‘Dreamers’ confront Steve King; Paul exits

Sen. Rand Paul (R-Ky.) got up and walked away from a table after two people came up to Rep. Steve King (R-Iowa) to confront him over his position on immigration.

The incident occurred Monday at a fundraiser Paul was attending for King in Iowa. It was captured on a video posted by Matt Hildreth of the pro-immigration reform group America’s Voice.

{mosads}The two people who approached King were Erika Andiola and Cesar Vargas. Both were brought to the United States from other countries as children and do not have permanent legal status. They are referred to as “Dreamers” by supporters who say they should be given permanent legal status.

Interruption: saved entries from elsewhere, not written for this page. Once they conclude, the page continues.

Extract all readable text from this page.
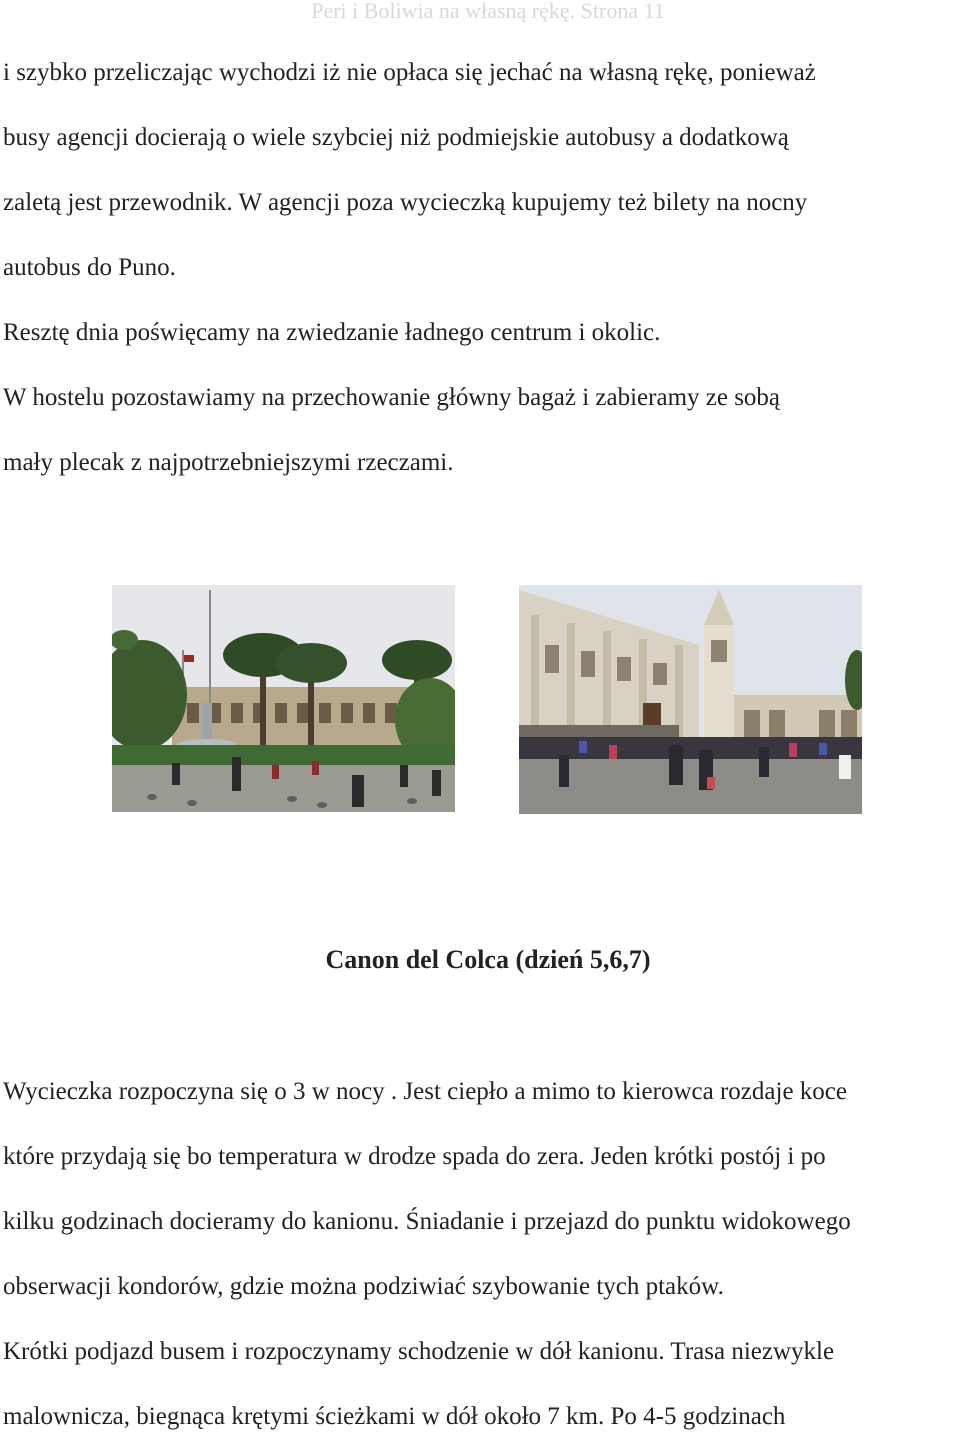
Peri i Boliwia na własną rękę. Strona 11
i szybko przeliczając wychodzi iż nie opłaca się jechać na własną rękę, ponieważ
busy agencji docierają o wiele szybciej niż podmiejskie autobusy a dodatkową
zaletą jest przewodnik. W agencji poza wycieczką kupujemy też bilety na nocny
autobus do Puno.
Resztę dnia poświęcamy na zwiedzanie ładnego centrum i okolic.
W hostelu pozostawiamy na przechowanie główny bagaż i zabieramy ze sobą
mały plecak z najpotrzebniejszymi rzeczami.
Canon del Colca (dzień 5,6,7)
Wycieczka rozpoczyna się o 3 w nocy . Jest ciepło a mimo to kierowca rozdaje koce
które przydają się bo temperatura w drodze spada do zera. Jeden krótki postój i po
kilku godzinach docieramy do kanionu. Śniadanie i przejazd do punktu widokowego
obserwacji kondorów, gdzie można podziwiać szybowanie tych ptaków.
Krótki podjazd busem i rozpoczynamy schodzenie w dół kanionu. Trasa niezwykle
malownicza, biegnąca krętymi ścieżkami w dół około 7 km. Po 4-5 godzinach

Paul shook hands with both people when they came up to the table, but when Andiola told King, “I’m actually a Dreamer myself,” a man to Paul’s left motioned to the senator and he got up and walked away.

King, on the other hand, stayed and had a more than five-minute conversation with Andiola and Vargas.

Andiola presented her card given to her under President Obama’s program allowing some who came to the country illegally to stay.

She told King, a leading opponent of any immigration reform, to rip the card if he really opposed the program. 

“You keep your card,” King said. “I don’t do individual policy. I do national policy for everyone.”

Andiola referenced King’s previous comment about immigrant drug smugglers with “calves the size of cantaloupes.”

“You’re very good at English. You know what I’m saying,” King said, saying he was not referring to all immigrants.

“I spoke of drug smugglers,” he said. “Now you’re not going to tell me you’re one of them, are you?”

Paul is widely seen as positioning himself for a presidential run in 2016, and was in Iowa, home to the first nominating contest.

He voted against the bipartisan immigration reform bill that passed the Senate last June. However, he told The New York Times in March 2013 that those in the country illegally could get in the “normal line for citizenship.” 

 “I think the conversation needs to start by acknowledging we aren’t going to deport 12 million illegal immigrants,” he said in a speech the same month. 

In June of this year, Paul said on NBC’s “Meet the Press”: “I am for immigration reform, but I insist that you secure the border first because if you have a beacon, of some kind of forgiveness, without a secure border, the whole world will come.”